In June 2018, 164 years after Ruskin created the iconic ‘Mer de Glace’ daguerreotype, Emma Stibbon RA captured the same view using another early photographic process, cyanotype. Stibbon’s image documents the extent of glacier retreat, demonstrating the impact of human activity on the glaciated landscape. Her works on paper dramatise the effects of human intervention and natural phenomena on monumental structures, exploring the fragility of existence.
A cyanotype is a photographic process that involves applying a chemical process to a receptive surface such as paper or cloth. This can then be exposed to the sun, and a contact print develops. As the name implies, cyanotypes are usually blueprints, although bleach and toner can be applied to change this.
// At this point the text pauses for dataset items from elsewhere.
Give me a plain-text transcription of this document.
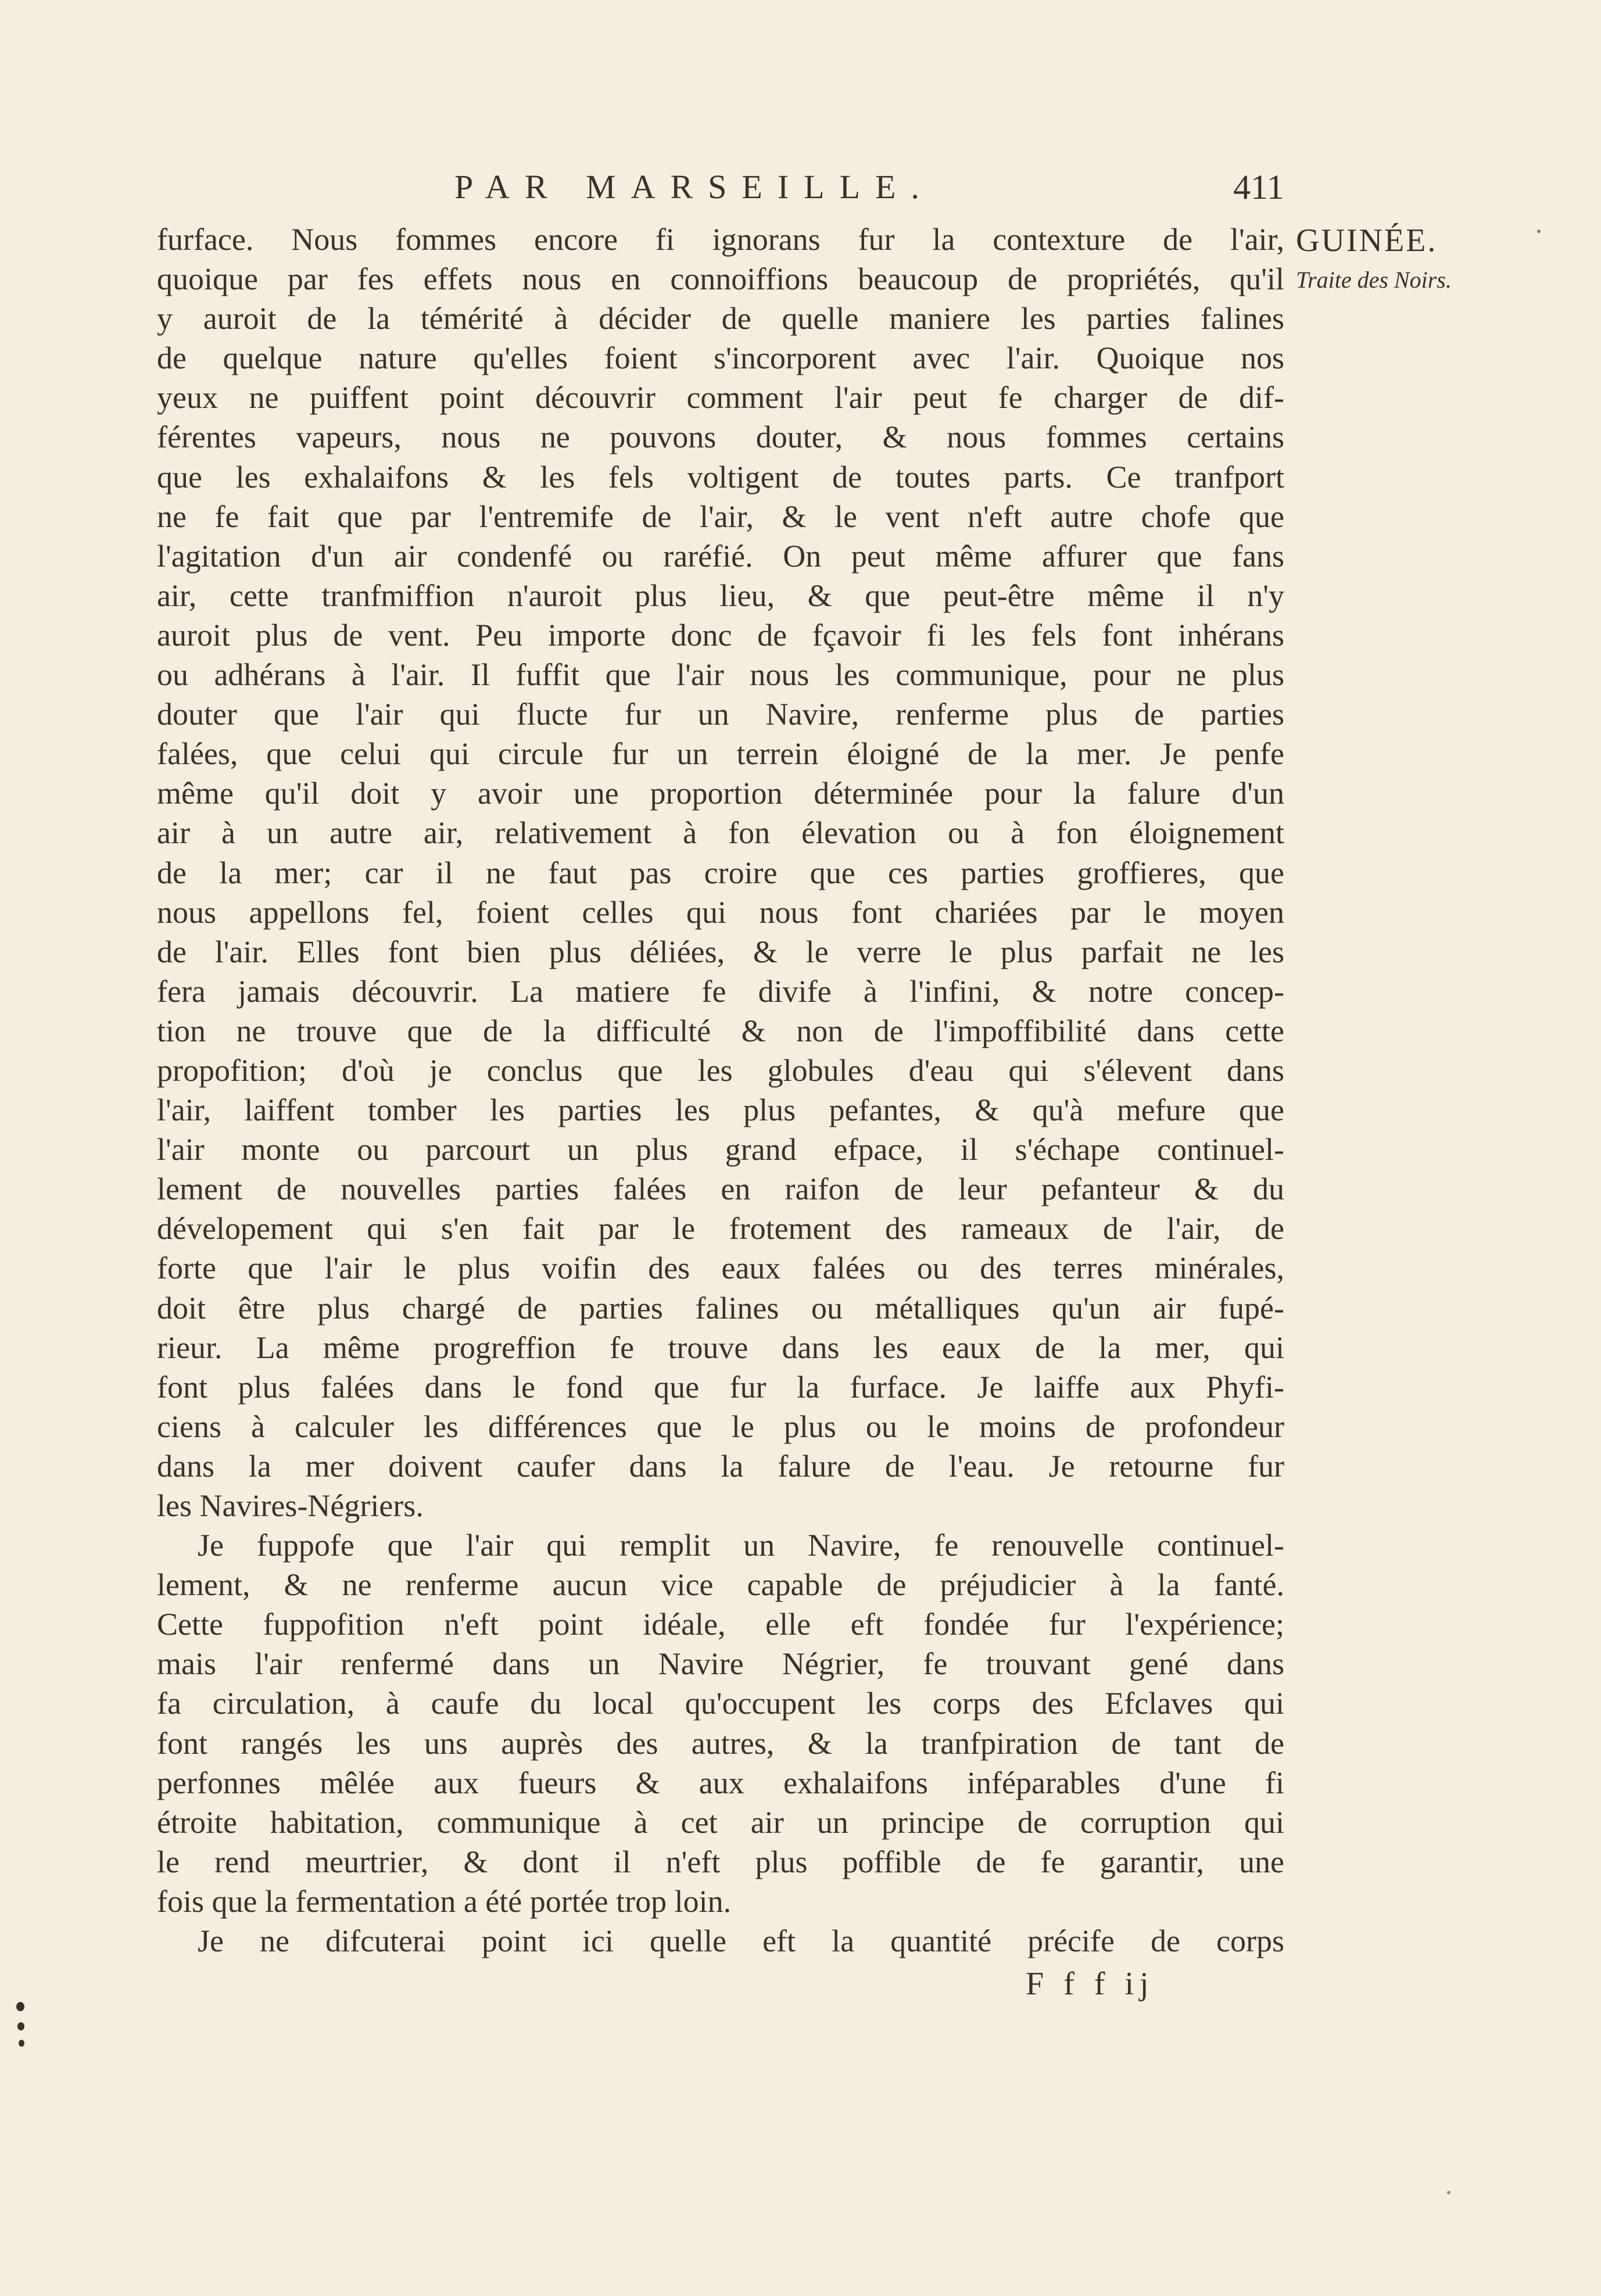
PAR MARSEILLE.	411
GUINÉE.
Traite des Noirs.
furface. Nous fommes encore fi ignorans fur la contexture de l'air,
quoique par fes effets nous en connoiffions beaucoup de propriétés, qu'il
y auroit de la témérité à décider de quelle maniere les parties falines
de quelque nature qu'elles foient s'incorporent avec l'air. Quoique nos
yeux ne puiffent point découvrir comment l'air peut fe charger de dif-
férentes vapeurs, nous ne pouvons douter, & nous fommes certains
que les exhalaifons & les fels voltigent de toutes parts. Ce tranfport
ne fe fait que par l'entremife de l'air, & le vent n'eft autre chofe que
l'agitation d'un air condenfé ou raréfié. On peut même affurer que fans
air, cette tranfmiffion n'auroit plus lieu, & que peut-être même il n'y
auroit plus de vent. Peu importe donc de fçavoir fi les fels font inhérans
ou adhérans à l'air. Il fuffit que l'air nous les communique, pour ne plus
douter que l'air qui flucte fur un Navire, renferme plus de parties
falées, que celui qui circule fur un terrein éloigné de la mer. Je penfe
même qu'il doit y avoir une proportion déterminée pour la falure d'un
air à un autre air, relativement à fon élevation ou à fon éloignement
de la mer; car il ne faut pas croire que ces parties groffieres, que
nous appellons fel, foient celles qui nous font chariées par le moyen
de l'air. Elles font bien plus déliées, & le verre le plus parfait ne les
fera jamais découvrir. La matiere fe divife à l'infini, & notre concep-
tion ne trouve que de la difficulté & non de l'impoffibilité dans cette
propofition; d'où je conclus que les globules d'eau qui s'élevent dans
l'air, laiffent tomber les parties les plus pefantes, & qu'à mefure que
l'air monte ou parcourt un plus grand efpace, il s'échape continuel-
lement de nouvelles parties falées en raifon de leur pefanteur & du
dévelopement qui s'en fait par le frotement des rameaux de l'air, de
forte que l'air le plus voifin des eaux falées ou des terres minérales,
doit être plus chargé de parties falines ou métalliques qu'un air fupé-
rieur. La même progreffion fe trouve dans les eaux de la mer, qui
font plus falées dans le fond que fur la furface. Je laiffe aux Phyfi-
ciens à calculer les différences que le plus ou le moins de profondeur
dans la mer doivent caufer dans la falure de l'eau. Je retourne fur
les Navires-Négriers.
Je fuppofe que l'air qui remplit un Navire, fe renouvelle continuel-
lement, & ne renferme aucun vice capable de préjudicier à la fanté.
Cette fuppofition n'eft point idéale, elle eft fondée fur l'expérience;
mais l'air renfermé dans un Navire Négrier, fe trouvant gené dans
fa circulation, à caufe du local qu'occupent les corps des Efclaves qui
font rangés les uns auprès des autres, & la tranfpiration de tant de
perfonnes mêlée aux fueurs & aux exhalaifons inféparables d'une fi
étroite habitation, communique à cet air un principe de corruption qui
le rend meurtrier, & dont il n'eft plus poffible de fe garantir, une
fois que la fermentation a été portée trop loin.
Je ne difcuterai point ici quelle eft la quantité précife de corps
F f f ij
Stibbon writes, ‘Ruskin’s recognition that he was living through a time of unprecedented climate change now appears like a premonition of what was to come. His fascination with glacier morphology informed his writing and drawing in equal measure. Ruskin’s appreciated the tactile qualities of drawing, and the ‘unfinished’ quality of many of his drawings, where the margins of the sheet are left unworked and open, speaks to contemporary approaches in drawing practice.’
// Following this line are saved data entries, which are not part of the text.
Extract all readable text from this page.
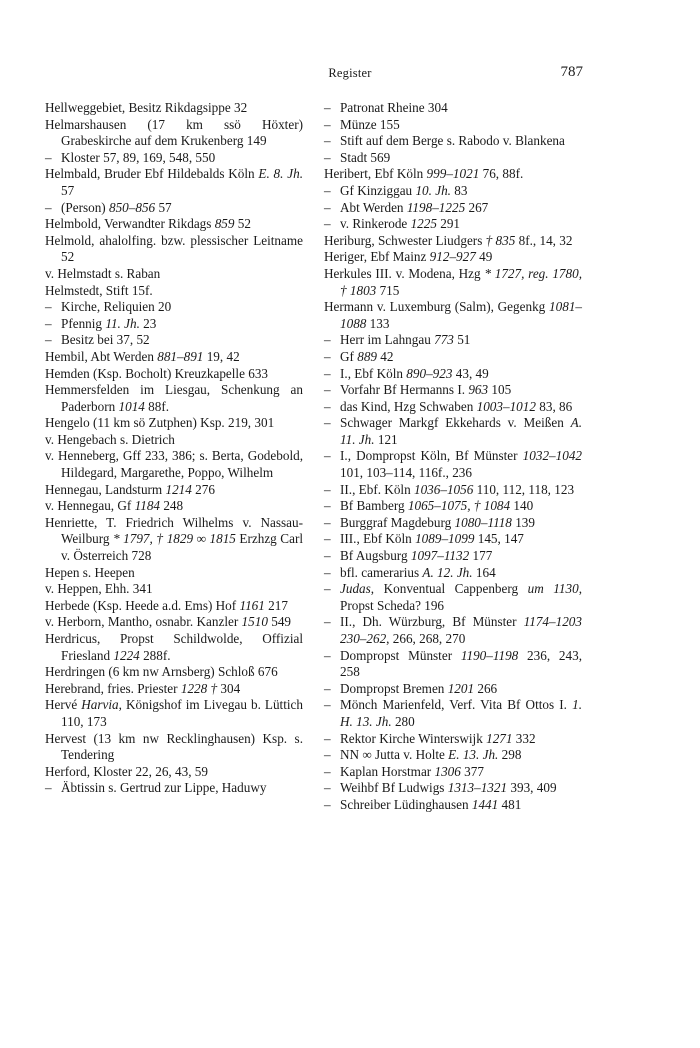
Register	787
Hellweggebiet, Besitz Rikdagsippe 32
Helmarshausen (17 km ssö Höxter) Grabeskirche auf dem Krukenberg 149
– Kloster 57, 89, 169, 548, 550
Helmbald, Bruder Ebf Hildebalds Köln E. 8. Jh. 57
– (Person) 850–856 57
Helmbold, Verwandter Rikdags 859 52
Helmold, ahalolfing. bzw. plessischer Leitname 52
v. Helmstadt s. Raban
Helmstedt, Stift 15f.
– Kirche, Reliquien 20
– Pfennig 11. Jh. 23
– Besitz bei 37, 52
Hembil, Abt Werden 881–891 19, 42
Hemden (Ksp. Bocholt) Kreuzkapelle 633
Hemmersfelden im Liesgau, Schenkung an Paderborn 1014 88f.
Hengelo (11 km sö Zutphen) Ksp. 219, 301
v. Hengebach s. Dietrich
v. Henneberg, Gff 233, 386; s. Berta, Godebold, Hildegard, Margarethe, Poppo, Wilhelm
Hennegau, Landsturm 1214 276
v. Hennegau, Gf 1184 248
Henriette, T. Friedrich Wilhelms v. Nassau-Weilburg * 1797, † 1829 ∞ 1815 Erzhzg Carl v. Österreich 728
Hepen s. Heepen
v. Heppen, Ehh. 341
Herbede (Ksp. Heede a.d. Ems) Hof 1161 217
v. Herborn, Mantho, osnabr. Kanzler 1510 549
Herdricus, Propst Schildwolde, Offizial Friesland 1224 288f.
Herdringen (6 km nw Arnsberg) Schloß 676
Herebrand, fries. Priester 1228 † 304
Hervé Harvia, Königshof im Livegau b. Lüttich 110, 173
Hervest (13 km nw Recklinghausen) Ksp. s. Tendering
Herford, Kloster 22, 26, 43, 59
– Äbtissin s. Gertrud zur Lippe, Haduwy
– Patronat Rheine 304
– Münze 155
– Stift auf dem Berge s. Rabodo v. Blankena
– Stadt 569
Heribert, Ebf Köln 999–1021 76, 88f.
– Gf Kinziggau 10. Jh. 83
– Abt Werden 1198–1225 267
– v. Rinkerode 1225 291
Heriburg, Schwester Liudgers † 835 8f., 14, 32
Heriger, Ebf Mainz 912–927 49
Herkules III. v. Modena, Hzg * 1727, reg. 1780, † 1803 715
Hermann v. Luxemburg (Salm), Gegenkg 1081–1088 133
– Herr im Lahngau 773 51
– Gf 889 42
– I., Ebf Köln 890–923 43, 49
– Vorfahr Bf Hermanns I. 963 105
– das Kind, Hzg Schwaben 1003–1012 83, 86
– Schwager Markgf Ekkehards v. Meißen A. 11. Jh. 121
– I., Dompropst Köln, Bf Münster 1032–1042 101, 103–114, 116f., 236
– II., Ebf. Köln 1036–1056 110, 112, 118, 123
– Bf Bamberg 1065–1075, † 1084 140
– Burggraf Magdeburg 1080–1118 139
– III., Ebf Köln 1089–1099 145, 147
– Bf Augsburg 1097–1132 177
– bfl. camerarius A. 12. Jh. 164
– Judas, Konventual Cappenberg um 1130, Propst Scheda? 196
– II., Dh. Würzburg, Bf Münster 1174–1203 230–262, 266, 268, 270
– Dompropst Münster 1190–1198 236, 243, 258
– Dompropst Bremen 1201 266
– Mönch Marienfeld, Verf. Vita Bf Ottos I. 1. H. 13. Jh. 280
– Rektor Kirche Winterswijk 1271 332
– NN ∞ Jutta v. Holte E. 13. Jh. 298
– Kaplan Horstmar 1306 377
– Weihbf Bf Ludwigs 1313–1321 393, 409
– Schreiber Lüdinghausen 1441 481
The cyanotype was produced for Ruskin, Turner and the Storm Cloud, an exhibition and publication marking Ruskin’s 200th birthday. The exhibition explored Ruskin's response to Turner's vision, together with his own experience of close looking at weather patterns, mountains and the built environment.
Emma Stibbon is an artist who works primarily on paper. Drawing is at the heart of Emma’s practice and she has travelled widely, recording her responses to the physical appearance and psychological impact of natural and built environments. Emma was elected Royal Academician in 2013.